Though the document we indexed last has nothing to do with our original documents it influenced our search and one of the documents that should score less is now the second result. This is something that you wouldn't expect. The behavior is caused by the default sharding of Elasticsearch that distributes a logical Elasticsearch index across several Lucene indices.

Sharding

When you are starting a single instance and index some documents Elasticsearch will by default create five shards under the hood, so there are five Lucene indices. Each of those shards contains some of the documents you are adding to the index. The assignment of documents to a shard happens in a way so that the documents will be distributed evenly.

You can get information about the shards and their document counts using the indices status API or more visually appealing using one of the plugins, e.g. elasticsearch-head. There are five shards for our index, once we click on a shard we can see further details about the shard, including the doc count.

If you check the shards right after you indexed the first five documents you will notice that those are distributed evenly across all shards. Each shard contains one of the documents. The second batch is again distributed evenly. The final document we index creates some imbalance. One shard will have an additional document.

The Effects on Relevancy

Each shard in Elasticsearch is a Lucene index in itself and as an index in Elasticsearch consists of multiple shards it needs to distribute the queries across multiple Lucene indices. Especially the inverse document frequency is difficult to calculate in this case.

Reconsider the Lucene relevancy formula: the term frequency as well as the inverse document frequency are important. When indexing the original 5 documents all documents had the same term frequency as well as the same idf for our term. The next documents still had no impact on the idf as each document in the index still contained the term.

Now, when indexing the last document something potentially unexpected is happening. The new document is added to one of the shards. On this shard we therefore changed the inverse document frequency which is calculated from all the documents that contain the term but also takes the overall document count in the Lucene index into account. On the shard that contains the new document we increased the idf value as now there are more documents in the Lucene index. As idf has quite some weight on the overall relevancy score we "boosted" the documents of the Lucene index that now contains more documents.

If you'd like to see details on the relevancy calculation you can use the explain API or simply add a parameter explain=true. This will not only tell you all the details of the results of the relevancy function for each document but also which shard a document resides on. It can give you really useful information when debugging relevancy problems.

How to Fix It?

When beginning with Elasticsearch you might fix this by setting the your index to use one shard only. Though this will work it is not a good idea: Sharding is a very powerful feature of Elasticsearch and you shouldn't give it up on it easily. If you notice that there are problems with your relevancy that are caused by these issues you should rather try to use the search_type dfs_query_then_fetch instead of the default query_then_fetch.
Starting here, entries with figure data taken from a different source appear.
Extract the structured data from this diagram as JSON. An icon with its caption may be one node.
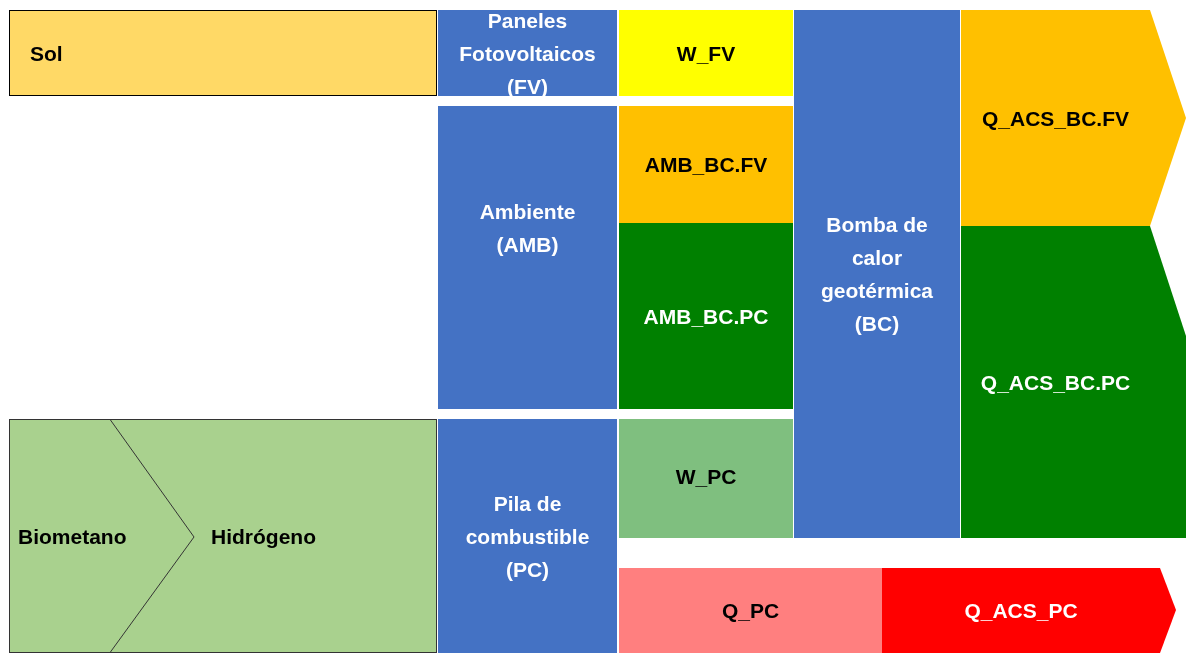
{
  "diagram": {
    "nodes": [
      {
        "text": [
          "Sol"
        ]
      },
      {
        "text": [
          "Paneles Fotovoltaicos (FV)"
        ]
      },
      {
        "text": [
          "W_FV"
        ]
      },
      {
        "text": [
          "Bomba de calor geotérmica (BC)"
        ]
      },
      {
        "text": [
          "Q_ACS_BC.FV"
        ]
      },
      {
        "text": [
          "Ambiente (AMB)"
        ]
      },
      {
        "text": [
          "AMB_BC.FV"
        ]
      },
      {
        "text": [
          "AMB_BC.PC"
        ]
      },
      {
        "text": [
          "Q_ACS_BC.PC"
        ]
      },
      {
        "text": [
          "Biometano"
        ]
      },
      {
        "text": [
          "Hidrógeno"
        ]
      },
      {
        "text": [
          "Pila de combustible (PC)"
        ]
      },
      {
        "text": [
          "W_PC"
        ]
      },
      {
        "text": [
          "Q_PC"
        ]
      },
      {
        "text": [
          "Q_ACS_PC"
        ]
      }
    ]
  }
}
The difference between those is that dfs queries all the document frequencies of the shards in advance. This way Elasticsearch can calculate the overall document frequency and all results will be in the correct order:

curl -XGET "http://localhost:9200/testindex/doc/_search?q=title:hut&pretty=true&explain=true&search_type=dfs_query_then_fetch"

Conclusion

Though the example we have seen here is artificially constructed this is something that can occur and I have already seen in live applications. The behaviour can especially be relevant when there are either very few documents or your documents are distributed to the shards in an unfortunate way. It is great that Elasticsearch makes distributed searches as easy and as performant as possible but you need to be aware that you might not get exact hits.

Zachary Thong has written a blog post about this behavior as well at the Elasticsearch blog.